Skinner shares a harrowing account detailing years of abuse in an essay for Toronto Star on Sunday. Among the many serious accusations, Skinner says her stepfather admitted to the abuse to her mother but Munro continued to stay with him until his death in 2013.

Hailed as one of the best short story writers of all time, Munro died on May 13 at the age of 92. She won the Nobel prize for literature in 2013 and married Fremlin in 1976, after ending almost 20 years of marriage with James Munro in 1972.

The abuse allegedly began in 1976 when she was nine and Fremlin was well in his fifties. In the essay, Skinner reveals that the family was staying in her mother’s home in Clinton, Ontario, when Fremlin sexually assaulted her in her bed while she was asleep.

She further maintains that she shared the traumatising experience with her father, James Munro, who refrained from telling Munro.

Skinner divulges the extent of abuse, which spanned years, and allegedly involved Fremlin propositioning and exposing himself to her. She says that her stepfather would also tell her “about the little girls in the neighbourhood he liked”.

According to her, Fremlin ceased the sexual assault once she entered her teenage years. In the aftermath of sustained abuse, Skinner developed bulimia and insomnia.

She states that she first informed her mother about the abuse in 1992. At the time, Skinner was in her 20s. She conveyed the information through a letter, prompted by Munro expressing sympathy for a character in a story who had been sexually abused by her stepfather.

Munro’s reaction 

According to Skinner, Munro’s reaction was deeply distressing and that she “reacted exactly as I had feared she would, as if she had learned of an infidelity.” “She said that she had been ‘told too late,’ … she loved him too much, and that our misogynistic culture was to blame if I expected her to deny her own needs, sacrifice for her children and make up for the failings of men,” Skinner writes. “She was adamant that whatever had happened was between me and my stepfather. It had nothing to do with her.”

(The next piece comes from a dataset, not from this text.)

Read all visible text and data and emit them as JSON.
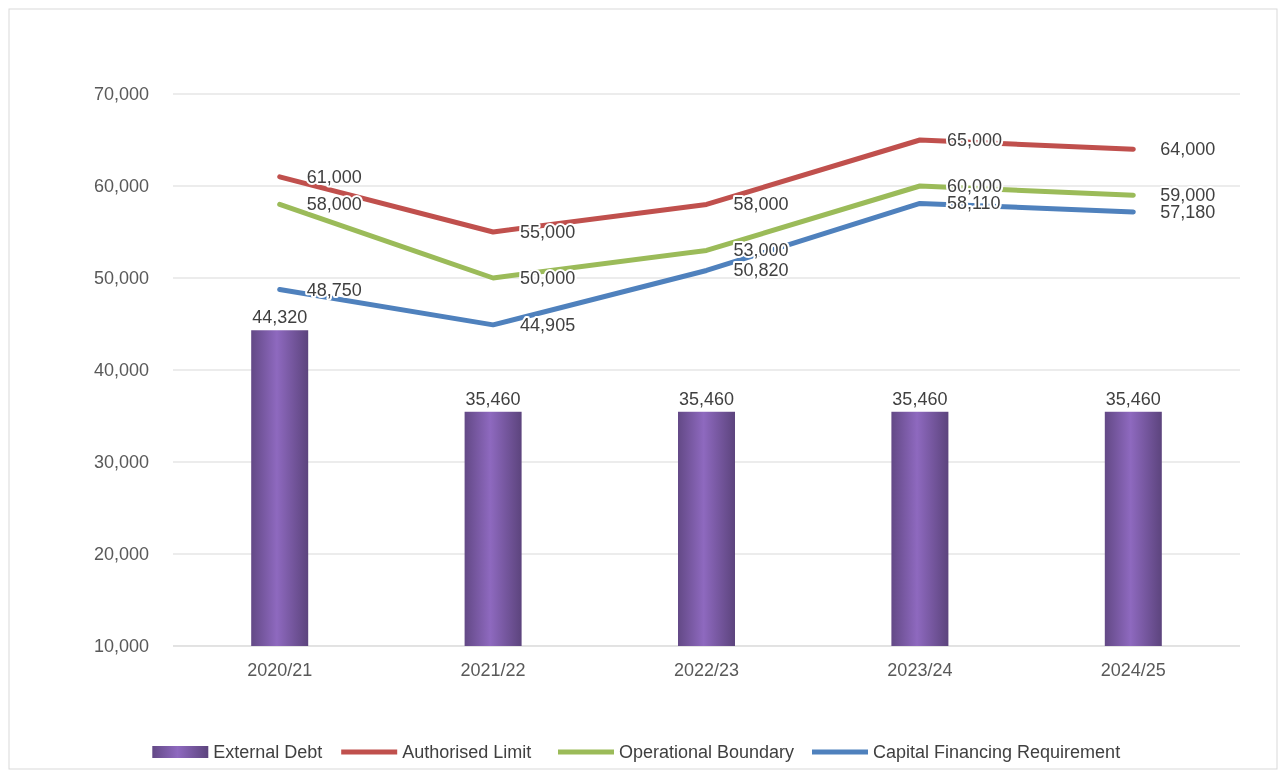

Diving further into her mother’s disappointing response to Fremlin’s actions, Skinner remarks that she felt “overwhelmed” by how Munro centred herself as the injured party. “She believed my father had made us keep the secret in order to humiliate her. She then told me about other children Fremlin had ‘friendships’ with, emphasising her own sense that she, personally, had been betrayed. Did she realise she was speaking to a victim and that I was her child? If she did, I couldn’t feel it.”

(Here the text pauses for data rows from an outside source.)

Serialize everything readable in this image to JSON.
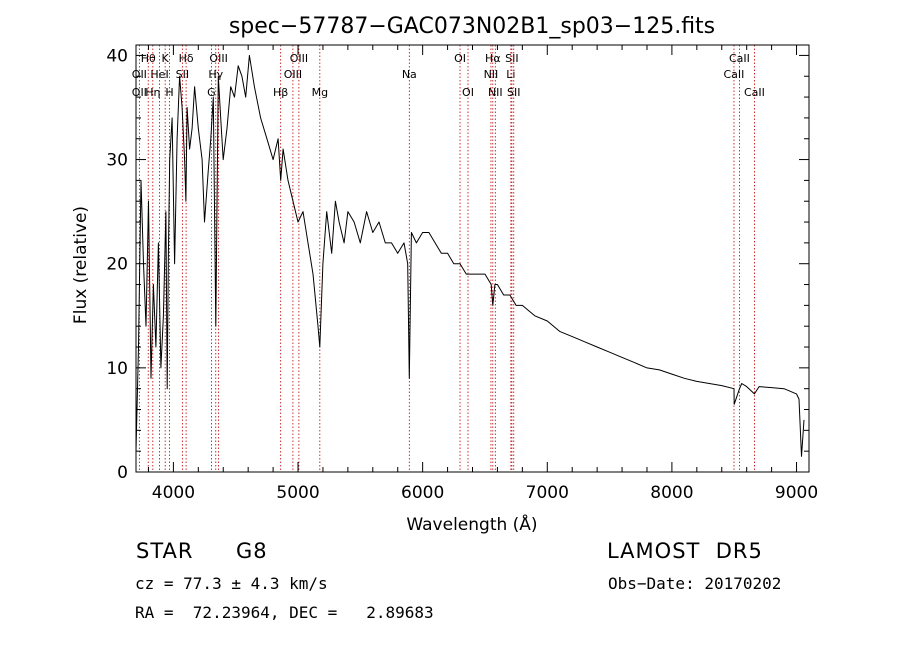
{
  "chart_data": {
    "type": "line",
    "title": "spec−57787−GAC073N02B1_sp03−125.fits",
    "xlabel": "Wavelength (Å)",
    "ylabel": "Flux (relative)",
    "xlim": [
      3700,
      9100
    ],
    "ylim": [
      0,
      41
    ],
    "xticks": [
      4000,
      5000,
      6000,
      7000,
      8000,
      9000
    ],
    "yticks": [
      0,
      10,
      20,
      30,
      40
    ],
    "line_color": "#000000",
    "marker_color": "#c00000",
    "series": [
      {
        "x": [
          3700,
          3720,
          3740,
          3760,
          3780,
          3800,
          3820,
          3840,
          3860,
          3880,
          3900,
          3920,
          3940,
          3950,
          3960,
          3970,
          3990,
          4010,
          4030,
          4050,
          4070,
          4090,
          4100,
          4110,
          4130,
          4150,
          4170,
          4200,
          4230,
          4250,
          4280,
          4300,
          4320,
          4340,
          4360,
          4380,
          4400,
          4430,
          4460,
          4490,
          4520,
          4550,
          4580,
          4610,
          4650,
          4700,
          4750,
          4800,
          4840,
          4861,
          4880,
          4920,
          4960,
          5000,
          5040,
          5080,
          5120,
          5160,
          5175,
          5200,
          5230,
          5270,
          5300,
          5330,
          5370,
          5400,
          5450,
          5500,
          5550,
          5600,
          5650,
          5700,
          5750,
          5800,
          5850,
          5880,
          5893,
          5910,
          5950,
          6000,
          6050,
          6100,
          6150,
          6200,
          6250,
          6300,
          6350,
          6400,
          6450,
          6500,
          6550,
          6563,
          6580,
          6600,
          6650,
          6700,
          6750,
          6800,
          6850,
          6900,
          7000,
          7100,
          7200,
          7300,
          7400,
          7500,
          7600,
          7700,
          7800,
          7900,
          8000,
          8100,
          8200,
          8300,
          8400,
          8498,
          8500,
          8542,
          8560,
          8600,
          8662,
          8700,
          8800,
          8900,
          9000,
          9020,
          9040,
          9060
        ],
        "y": [
          2,
          12,
          28,
          20,
          14,
          26,
          9,
          18,
          12,
          22,
          10,
          15,
          25,
          8,
          21,
          30,
          34,
          20,
          32,
          38,
          35,
          30,
          26,
          35,
          31,
          33,
          37,
          33,
          30,
          24,
          29,
          32,
          36,
          14,
          38,
          34,
          30,
          33,
          37,
          36,
          39,
          38,
          36,
          40,
          37,
          34,
          32,
          30,
          32,
          28,
          31,
          28,
          26,
          24,
          25,
          22,
          19,
          14,
          12,
          20,
          25,
          21,
          26,
          24,
          22,
          25,
          24,
          22,
          25,
          23,
          24,
          22,
          22,
          21,
          22,
          20,
          9,
          23,
          22,
          23,
          23,
          22,
          21,
          21,
          20,
          20,
          19,
          19,
          19,
          19,
          18,
          16,
          18,
          18,
          17,
          17,
          16,
          16,
          15.5,
          15,
          14.5,
          13.5,
          13,
          12.5,
          12,
          11.5,
          11,
          10.5,
          10,
          9.8,
          9.4,
          9,
          8.7,
          8.5,
          8.3,
          8,
          6.5,
          8,
          8.5,
          8.2,
          7.5,
          8.2,
          8.1,
          8,
          7.5,
          7,
          1.5,
          5
        ]
      }
    ],
    "lines": [
      {
        "label": "Hθ",
        "x": 3798,
        "row": 1
      },
      {
        "label": "OII",
        "x": 3727,
        "row": 2
      },
      {
        "label": "OII",
        "x": 3727,
        "row": 3
      },
      {
        "label": "K",
        "x": 3934,
        "row": 1
      },
      {
        "label": "HeI",
        "x": 3889,
        "row": 2
      },
      {
        "label": "Hη",
        "x": 3835,
        "row": 3
      },
      {
        "label": "H",
        "x": 3969,
        "row": 3
      },
      {
        "label": "Hδ",
        "x": 4102,
        "row": 1
      },
      {
        "label": "SII",
        "x": 4072,
        "row": 2
      },
      {
        "label": "OIII",
        "x": 4363,
        "row": 1
      },
      {
        "label": "Hγ",
        "x": 4340,
        "row": 2
      },
      {
        "label": "G",
        "x": 4305,
        "row": 3
      },
      {
        "label": "OIII",
        "x": 5007,
        "row": 1
      },
      {
        "label": "OIII",
        "x": 4959,
        "row": 2
      },
      {
        "label": "Hβ",
        "x": 4861,
        "row": 3
      },
      {
        "label": "Mg",
        "x": 5175,
        "row": 3
      },
      {
        "label": "Na",
        "x": 5893,
        "row": 2
      },
      {
        "label": "OI",
        "x": 6300,
        "row": 1
      },
      {
        "label": "OI",
        "x": 6364,
        "row": 3
      },
      {
        "label": "Hα",
        "x": 6563,
        "row": 1
      },
      {
        "label": "SII",
        "x": 6716,
        "row": 1
      },
      {
        "label": "NII",
        "x": 6548,
        "row": 2
      },
      {
        "label": "Li",
        "x": 6708,
        "row": 2
      },
      {
        "label": "NII",
        "x": 6583,
        "row": 3
      },
      {
        "label": "SII",
        "x": 6731,
        "row": 3
      },
      {
        "label": "CaII",
        "x": 8542,
        "row": 1
      },
      {
        "label": "CaII",
        "x": 8498,
        "row": 2
      },
      {
        "label": "CaII",
        "x": 8662,
        "row": 3
      }
    ]
  },
  "info": {
    "object_class": "STAR",
    "subclass": "G8",
    "survey": "LAMOST  DR5",
    "velocity": "cz = 77.3 ± 4.3 km/s",
    "obs_date": "Obs−Date: 20170202",
    "coords": "RA =  72.23964, DEC =   2.89683"
  }
}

Following Munro’s refusal to acknowledge the harm caused by Fremlin, Skinner chose to distance herself from the couple in 2002. She says the tough decision was prompted partly out of concern for her own children whom she refused to let near Fremlin. However, she was compelled to take action against him when she heard Munro praise him as a husband in an interview.

In 2005, Skinner took Fremlin’s letters to the police. In the letters, Fremlin admitted to the sexual abuse but shifted the blame onto Skinner. The letters further included threats to go public if the situation escalated. 

Fremlin pleads guilty

“If the worst comes to worst I intend to go public,” he wrote, according to Skinner. “I will make available for publication a number of photographs, notably some taken at my cabin near Ottawa which are extremely eloquent … one of Andrea in my underwear shorts.”

Skinner disclosed how he described her nine-year-old self as a “homewrecker” and accused her of invading his bedroom “for sexual adventure”. The formal investigation led to an 80-year-old Fremlin being charged with indecent assault against Skinner. Fremlin pleaded guilty but Munro did not part ways with him and was there while he received a two years’ probation.

Munro’s fame as prolific author was one of the reasons why “the silence continued”, Skinner says. “I also wanted this story, my story, to become part of the stories people tell about my mother,” she explains in the essay. 

She adds, “I never wanted to see another interview, biography or event that didn’t wrestle with the reality of what had happened to me, and with the fact that my mother, confronted with the truth of what had happened, chose to stay with, and protect, my abuser.”